A whale-hugger responds: Had you asked us, we could have saved you reams of the valuable newsprint you were forced to expend on John Dougherty's inch-deep, mile-wide hagiography of the Makah whale hunt ("Resurrection," July 11), with the following summary: After Japanese commercial whaling reps told the Makah that a gray whale would be worth half a million dollars on the market in Tokyo, the tribe threatened to sue the U.S. unless the government moved heaven and earth to permit reactivation of the moribund "right of whaling" clause in the Makah's 1855 treaty, despite federal and international laws that now bar such an action. Rather than abide by those laws, National Oceanic and Atmospheric Administration Undersecretary D. James Baker, National Marine Fisheries Service Administrator Michael Tillman, and Vice President Al Gore proceeded to bend, fold, spindle, and mutilate the U.S. Whaling Convention Act, the Marine Mammal Protection Act, and the International Convention for the Regulation of Whaling in order to give the Makah what they wanted. Period.
To us, the most arresting statement in the article was the assertion that "Protesters were largely successful in focusing media attention on a simplistic battle between anti-whaling groups portrayed as valiantly striving to prevent the needless death of gray whales vs. a bloodthirsty band of savages in a ruthless pursuit of a conscious and trusting whale."
That's odd. For the last five years or so, we could have sworn the U.S. media were closing ranks and marching in lock step behind the simplistic story of a small native band nobly struggling to relocate its cultural identity, while marginalized, hysterical (yet powerful, sophisticated) whale-huggers viciously try to block them.
Most of the "media attention" on this issue has looked a great deal like Mr. Dougherty's opus, which, in context, reads as the latest installment in a long, sorry parade and one more attempted chop job on Sea Shepherd by a reporter who called us two days before his deadline. (For the record, the absence of Greenpeace USA and the Green Party from the fray was not "because the hunt posed no threat to the overall population of gray whales," but because both groups knew the PC shellacking they were in for if they went anywhere near this issue. The Greenpeace Foundation opposes the hunt.
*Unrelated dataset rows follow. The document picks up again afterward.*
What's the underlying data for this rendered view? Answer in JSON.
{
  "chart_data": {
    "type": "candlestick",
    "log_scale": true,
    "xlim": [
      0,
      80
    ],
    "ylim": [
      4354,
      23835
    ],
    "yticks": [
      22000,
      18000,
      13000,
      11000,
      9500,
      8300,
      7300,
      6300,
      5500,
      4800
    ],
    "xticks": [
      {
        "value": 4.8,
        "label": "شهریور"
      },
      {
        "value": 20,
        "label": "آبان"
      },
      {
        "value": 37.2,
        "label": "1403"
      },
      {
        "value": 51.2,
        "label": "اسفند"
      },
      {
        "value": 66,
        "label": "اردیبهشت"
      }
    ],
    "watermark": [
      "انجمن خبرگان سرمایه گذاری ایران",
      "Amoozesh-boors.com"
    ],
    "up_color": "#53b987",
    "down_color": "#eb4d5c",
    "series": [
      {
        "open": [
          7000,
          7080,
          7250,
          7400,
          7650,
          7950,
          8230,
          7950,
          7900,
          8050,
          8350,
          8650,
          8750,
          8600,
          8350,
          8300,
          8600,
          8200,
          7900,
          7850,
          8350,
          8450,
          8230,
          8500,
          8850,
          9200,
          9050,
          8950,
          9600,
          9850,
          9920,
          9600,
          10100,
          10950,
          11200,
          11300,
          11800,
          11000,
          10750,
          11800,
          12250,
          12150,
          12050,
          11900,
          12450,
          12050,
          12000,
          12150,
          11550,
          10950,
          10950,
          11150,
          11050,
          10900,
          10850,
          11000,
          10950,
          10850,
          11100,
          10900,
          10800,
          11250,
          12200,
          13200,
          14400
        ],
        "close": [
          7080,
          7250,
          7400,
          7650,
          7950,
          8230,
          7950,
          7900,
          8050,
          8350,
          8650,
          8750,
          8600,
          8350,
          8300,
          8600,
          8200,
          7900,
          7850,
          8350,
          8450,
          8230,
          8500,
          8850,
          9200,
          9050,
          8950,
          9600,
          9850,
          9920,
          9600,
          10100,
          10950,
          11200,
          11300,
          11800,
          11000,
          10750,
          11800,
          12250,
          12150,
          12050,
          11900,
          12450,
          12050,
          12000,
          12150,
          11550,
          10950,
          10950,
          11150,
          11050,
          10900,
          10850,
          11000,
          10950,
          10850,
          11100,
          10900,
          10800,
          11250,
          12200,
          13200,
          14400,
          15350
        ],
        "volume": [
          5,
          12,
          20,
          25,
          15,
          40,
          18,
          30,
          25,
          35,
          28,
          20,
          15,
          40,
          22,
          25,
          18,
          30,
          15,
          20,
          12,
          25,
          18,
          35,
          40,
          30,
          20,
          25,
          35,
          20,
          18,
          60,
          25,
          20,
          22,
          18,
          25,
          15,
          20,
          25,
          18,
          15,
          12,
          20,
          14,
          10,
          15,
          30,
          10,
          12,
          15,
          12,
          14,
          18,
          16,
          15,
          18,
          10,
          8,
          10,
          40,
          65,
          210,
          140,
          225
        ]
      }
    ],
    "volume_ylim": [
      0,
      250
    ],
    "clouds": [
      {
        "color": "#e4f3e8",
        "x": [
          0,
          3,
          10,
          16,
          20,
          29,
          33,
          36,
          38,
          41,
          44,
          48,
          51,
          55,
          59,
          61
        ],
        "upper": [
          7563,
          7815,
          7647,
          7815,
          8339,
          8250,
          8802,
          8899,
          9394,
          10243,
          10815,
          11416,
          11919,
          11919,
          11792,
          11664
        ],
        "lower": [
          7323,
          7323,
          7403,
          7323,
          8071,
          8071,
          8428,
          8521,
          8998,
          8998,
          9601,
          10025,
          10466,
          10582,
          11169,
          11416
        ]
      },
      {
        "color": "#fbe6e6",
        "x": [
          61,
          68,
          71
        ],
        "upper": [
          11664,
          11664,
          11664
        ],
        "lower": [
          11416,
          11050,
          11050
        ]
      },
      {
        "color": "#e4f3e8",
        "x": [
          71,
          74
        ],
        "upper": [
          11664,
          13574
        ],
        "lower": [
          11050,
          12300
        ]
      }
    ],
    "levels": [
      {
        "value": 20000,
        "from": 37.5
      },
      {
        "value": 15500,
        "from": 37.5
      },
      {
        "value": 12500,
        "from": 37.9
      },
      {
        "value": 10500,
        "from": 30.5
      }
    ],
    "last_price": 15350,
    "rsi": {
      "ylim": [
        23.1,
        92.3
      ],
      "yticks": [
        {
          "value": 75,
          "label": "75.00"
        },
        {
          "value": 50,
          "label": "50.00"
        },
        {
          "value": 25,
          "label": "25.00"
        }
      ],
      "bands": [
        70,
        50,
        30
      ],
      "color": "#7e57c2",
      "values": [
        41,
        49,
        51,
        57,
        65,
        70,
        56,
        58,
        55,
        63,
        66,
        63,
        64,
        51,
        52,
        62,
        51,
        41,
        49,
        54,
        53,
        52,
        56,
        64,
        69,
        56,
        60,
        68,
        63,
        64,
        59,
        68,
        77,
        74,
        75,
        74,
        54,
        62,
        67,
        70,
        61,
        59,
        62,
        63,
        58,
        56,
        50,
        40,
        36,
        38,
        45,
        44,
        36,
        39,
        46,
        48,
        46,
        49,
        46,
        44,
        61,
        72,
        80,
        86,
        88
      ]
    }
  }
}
The Sierra Club deadlocked in two votes to condemn the hunt, and thus took "no position.")
Sea Shepherd Conservation Society
Ugly times: Thanks for the detailed and careful article on the Makah's cultural rebirth. It is the best account I've seen.
I want to comment on the racism mentioned in the article. It would be nice if the hate had slipped back into the dark places, but it hasn't. Seattle-area Internet forums regularly carry vehement anti-Makah/anti-Indian postings, equating the Indians with drunken welfare cheats. Indian people in the Olympic Peninsula/Port Angeles area still deal with threats. A recent story circulated about an Indian-owned store that displayed Makah art. The store's owners were threatened. A month or so back, the grave of Chief Seattle was desecrated. The anti-whaling activists didn't cause the racism, but they certainly helped inspire even more of it.
We'll agree to a vote, but only if there are term limits for our neighbors: Great column ("Common Cause," Matt Smith, July 11)! I, too, think HOT [Home Ownership for Tenants, a ballot initiative that would let tenants vote on allowing condo conversions in their buildings] is a great idea that would benefit everyone in the city (except for radical tenant organizations' leaders). It is unfortunate that Sarosh [Kumana, the property owner behind the initiative] does not have the most sterling public image. He certainly has the energy and the zeal, but opponents' painting him as a greedy landlord seems to weaken the chances of passage. There are groups discussing how to add a spokesperson who would have more charisma or a better public image to promote HOT. I hope something can be done so it is not put on the ballot and defeated. It would then be very hard to revive. Keep up the good work.